Bulletin | Most likely attack vector | Max Bulletin Severity | Max Exploit-ability Index | Likely first 30 days impact | Platform mitigations and key notes |
---|---|---|---|---|---|
MS10-061 (Spooler) | Windows XP systems sharing a printer compromised via over-the-network print request. | Critical | 1 | Currently being exploited by Stuxnet malware. | Windows Vista and later platforms not vulnerable by default, even if sharing a printer. For more information on risk-by-platform, see the SRD blog post. |
MS10-062(MPEG-4) | Victim browses to a malicious webpage or opens a malicious AVI movie with Media Player. | Critical | 1 | Likely to see an exploit released able to exploit the vulnerability in MPEG-4 codec. | Code execution less likely on Windows Vista and Windows 7 due to additional heap mitigations. |
MS10-064(Outlook) | Victim opens or previews a malicious RTF email if using Outlook in “Online Mode” | Critical | 2 | Will be difficult to build a reliable exploit.
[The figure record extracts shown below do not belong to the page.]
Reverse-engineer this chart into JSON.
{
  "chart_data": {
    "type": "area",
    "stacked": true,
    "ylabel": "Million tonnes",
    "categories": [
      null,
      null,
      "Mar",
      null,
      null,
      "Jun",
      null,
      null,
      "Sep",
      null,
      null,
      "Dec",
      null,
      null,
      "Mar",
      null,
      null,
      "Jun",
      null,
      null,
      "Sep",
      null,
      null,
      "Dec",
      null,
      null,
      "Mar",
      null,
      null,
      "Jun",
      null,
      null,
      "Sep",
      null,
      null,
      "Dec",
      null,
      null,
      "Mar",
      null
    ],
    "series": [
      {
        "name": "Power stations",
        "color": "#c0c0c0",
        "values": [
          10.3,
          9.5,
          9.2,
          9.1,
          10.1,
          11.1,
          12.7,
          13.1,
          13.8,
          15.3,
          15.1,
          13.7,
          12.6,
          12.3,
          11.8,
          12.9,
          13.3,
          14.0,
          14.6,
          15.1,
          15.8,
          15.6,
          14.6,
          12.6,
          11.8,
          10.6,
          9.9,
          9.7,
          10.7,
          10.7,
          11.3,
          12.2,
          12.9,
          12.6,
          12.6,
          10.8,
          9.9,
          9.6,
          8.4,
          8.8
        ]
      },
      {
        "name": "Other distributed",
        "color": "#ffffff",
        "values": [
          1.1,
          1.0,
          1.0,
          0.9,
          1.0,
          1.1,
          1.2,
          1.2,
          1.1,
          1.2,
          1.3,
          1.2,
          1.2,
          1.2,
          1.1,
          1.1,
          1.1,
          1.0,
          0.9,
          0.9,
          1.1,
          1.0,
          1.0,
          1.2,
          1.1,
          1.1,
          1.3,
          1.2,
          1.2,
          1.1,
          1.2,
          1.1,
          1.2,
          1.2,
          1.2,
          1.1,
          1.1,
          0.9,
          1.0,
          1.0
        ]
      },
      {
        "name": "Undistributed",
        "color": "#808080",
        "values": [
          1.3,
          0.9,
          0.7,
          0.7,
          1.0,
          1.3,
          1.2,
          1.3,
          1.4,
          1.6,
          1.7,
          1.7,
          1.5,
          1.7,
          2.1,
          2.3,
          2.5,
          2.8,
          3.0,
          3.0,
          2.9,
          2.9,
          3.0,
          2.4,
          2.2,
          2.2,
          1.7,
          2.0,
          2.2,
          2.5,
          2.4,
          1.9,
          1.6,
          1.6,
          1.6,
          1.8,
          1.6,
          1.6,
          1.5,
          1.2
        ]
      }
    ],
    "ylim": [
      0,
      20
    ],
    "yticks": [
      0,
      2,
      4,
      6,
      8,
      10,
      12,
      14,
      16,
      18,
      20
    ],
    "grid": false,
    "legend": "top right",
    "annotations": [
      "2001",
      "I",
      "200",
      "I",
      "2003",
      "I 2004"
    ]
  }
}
Unlikely to see widespread exploitation due to mitigating factors. | Office 2003 and Office 2007 not vulnerable in default “Cached Exchange” mode. |
MS10-063 (OpenType font engine) | Victim browses to a malicious webpage or opens a malicious Office document. | Critical | 2 | Difficult to build a reliable exploit for this vulnerability, may or may not see exploit developed in first 30 days. | |
MS10-065 (IIS) | IIS servers using the FastCGI handler targeted with malicious HTTP requests. | Important | 1 | Likely to see proof-of-concept code developed for FastCGI vulnerability. Less likely to result in reliable code execution. See SRD blog post for more about exploitability. | Only IIS 5.1 running on Windows XP is vulnerable to remote code execution in a default configuration.However, administrators of internet-facing IIS servers with FastCGI enabled strongly encouraged to apply the update as soon as possible. |
MS10-068(LSASS) | Authenticated attacker sends an LDAP request over the network to an Active Directory server. | Important | 1 | Likely to see exploit code developed. | |
MS10-066 (RPC) | Victim makes an RPC connection to a malicious RPC server. Server sends a malicious response that causes memory corruption on victim client. | Important | 1 | Likely to see proof-of-concept code developed for this vulnerability. | Attacker in most cases will need to be on same network as victim. |
MS10-067(Wordpad) | Victim opens a malicious .doc file with Wordpad. | Important | 1 | Likely to see exploit code developed. Less likely to see wide-spread exploitation as many systems open .doc files with Microsoft Word which is not vulnerable. | |
MS10-069 (CSRSS) | Attacker logged-on to a system with Far East locale exploits this vulnerability locally to elevate privileges. | Important | 1 | Likely to see exploit code developed. | Only Japanese, Korean, and Chinese locales affected. |
Thanks to the whole MSRC Engineering for their work on this month’s cases.